By Emmanuel Doy Santos
Who would have thought that 36 years after the EDSA ‘People Power’ revolution of 1986, we would face another election where the leading candidates include one Ferdinand Marcos, Jr. and a widow, turned politician aligned with the Aquinos?
Having lived through Martial Law, I cannot really fathom what is unfolding. Within what I thought was my own circle of tight knit friends, bonds that have lasted decades have ended. People have left our group because they can’t stand the rhetoric of some of its members. Friends whom I had never known to be political are now quite vocal about their views and are judging those who don’t share them.
I’ve never really seen such partisanship before. People are taking their politics in such a deeply personal manner, the way they treat religion. I mean, if anyone should take it that way it ought to be me. My late father Emmanuel Noli Santos was a bona fide EDSA figure.
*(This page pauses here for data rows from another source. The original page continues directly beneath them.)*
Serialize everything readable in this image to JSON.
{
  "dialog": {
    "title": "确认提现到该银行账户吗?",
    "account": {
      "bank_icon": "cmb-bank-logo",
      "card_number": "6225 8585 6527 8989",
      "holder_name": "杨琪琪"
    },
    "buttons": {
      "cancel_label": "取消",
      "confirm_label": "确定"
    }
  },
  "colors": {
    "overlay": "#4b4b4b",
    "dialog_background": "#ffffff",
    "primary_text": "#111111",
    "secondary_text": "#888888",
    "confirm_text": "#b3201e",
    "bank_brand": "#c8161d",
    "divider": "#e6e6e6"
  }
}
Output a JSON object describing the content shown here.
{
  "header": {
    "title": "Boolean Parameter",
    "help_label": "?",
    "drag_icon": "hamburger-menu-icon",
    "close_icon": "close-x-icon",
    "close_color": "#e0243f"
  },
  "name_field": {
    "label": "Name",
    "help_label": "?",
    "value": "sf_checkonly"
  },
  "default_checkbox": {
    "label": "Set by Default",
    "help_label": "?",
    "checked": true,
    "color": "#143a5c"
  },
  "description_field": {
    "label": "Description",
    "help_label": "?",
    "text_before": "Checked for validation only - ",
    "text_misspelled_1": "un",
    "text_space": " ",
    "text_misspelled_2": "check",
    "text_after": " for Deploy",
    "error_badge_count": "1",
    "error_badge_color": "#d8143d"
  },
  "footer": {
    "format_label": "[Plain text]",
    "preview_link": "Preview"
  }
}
Having campaigned for Ferdinand Sr in 1961 and gotten Imelda as a sponsor at his wedding in 1967, he turned when Marcos declared Martial Law in 1972. Having sponsored the bill of political, social and economic rights in the Con-Con, as well as the provisions setting up the Ombudsman, he realized that he needed to take a stand.
He decided to throw his hat in the ring in 1978. He co-founded the political party Lakas ng Bayan (LABAN) and ran with Ninoy Aquino. They contested seats for the national capital region in the Interim Batasan Pambansa elections and faced off with his ninang Imelda and her KBL slate.
My father together with his crew helped engineer the noise barrage that swept the capital prior to election day. He and many others considered this to be the first battle cry of EDSA (see ‘Laban ’78 to EDSA ’86, April 23, 2016).
I personally visited Ninoy in Times Street when he was under house arrest. Our family went to Boston in the summer of 1981 and spent three days with Ninoy and Tita Cory going around Harvard, Bunker Hill and other local sites.
After EDSA, dad literally dodged bullets and a grenade that was hurled at him while delivering a speech at his ‘miting de avance’ on the eve of the elections of 1988. He stood for election having been the appointed governor of his home province Nueva Ecija. This was an election that locals to this day maintain was stolen from him.
If anyone should hold strong views about a potential return of the Marcoses and their cronies to power, it ought to be people like me. But somehow, I’m not as affected as some of my friends, who growing up, never really spoke of politics.
I do know that the outcome of this election does matter. When I see Marcos Jr polling ahead, it does affect me. I sleep uneasily at night and wake-up the following morning worrying for my country. But one thing I cannot bring myself to do is criticize nor condemn my friends who are Marcos loyalists.
The reason for that is simple. I recognize that the Marcoses were a product of their time and the internal contradictions of Philippine society that began at its founding when the Spanish friar lands fell into the hands of a few. As Iyer and Maurer (2009) pointed out, wealth became even more concentrated after the American colonial government partitioned and distributed these lands between 1903 and 1918.
“The ‘landed elite’ appears to have been broadened at the expense of smallholding families,” they wrote. This gave rise to the Old Society, where in the words of Ninoy “the few enjoy the fat of the land, and the many suffer.”
I’ve come to recognize a truism (and I mean no disrespect to those aggrieved by the late dictator). Yes, thousands were confirmed to have been abducted, summarily executed, mutilated, raped and tortured during that dreadful period under Marcos Sr. But this horrendous and horrific suffering is itself dwarfed by the tens of thousands that die in our country every year due to lack of basic human and health services, malnutrition, and natural disasters.
Yes, billions were reportedly siphoned off by the Marcoses to overseas bank accounts, and only a fraction was returned. But that too is a fraction of the billions wasted and stolen by corrupt officials. How can we be so intolerant of one kind of abuse, yet turn a blind eye to the other?
The Marcoses are not the real problem. They are merely a symptom of the problem. The fact that their political fortunes have reversed, points to the failings of the post-EDSA neoliberal state that replaced theirs. The reason why I can’t engage in this gratuitous display of faux revulsion at the Marcoses, is that both sides are equally to blame for the perpetuation of our people’s suffering.
After all these years of political squabbles, I’ve grown weary of the circus that goes on at elections, while the fundamental basic needs of our people remain overlooked. For once, I’d like for us to take their problem seriously. Stop pretending that it will go away, the moment we vanquish the other side. No, it won’t go away. It hasn’t.
It is clear that what we need to do is see through the illusion of a dualist world view where the competing narratives of either side battle it out, and deal with the reality of ordinary people’s lives where the true battle for survival persists. The best way to prevent a repeat of the past is not to promote a confected golden age by one side or the other, but to step out of the cycle of reactivity and retribution, to end the cycle of poverty, and attend to the fierce urgency of now.
The author is a development economist completing his doctoral studies in policy innovation at the University of New England in Australia. He supports Isko Moreno for president.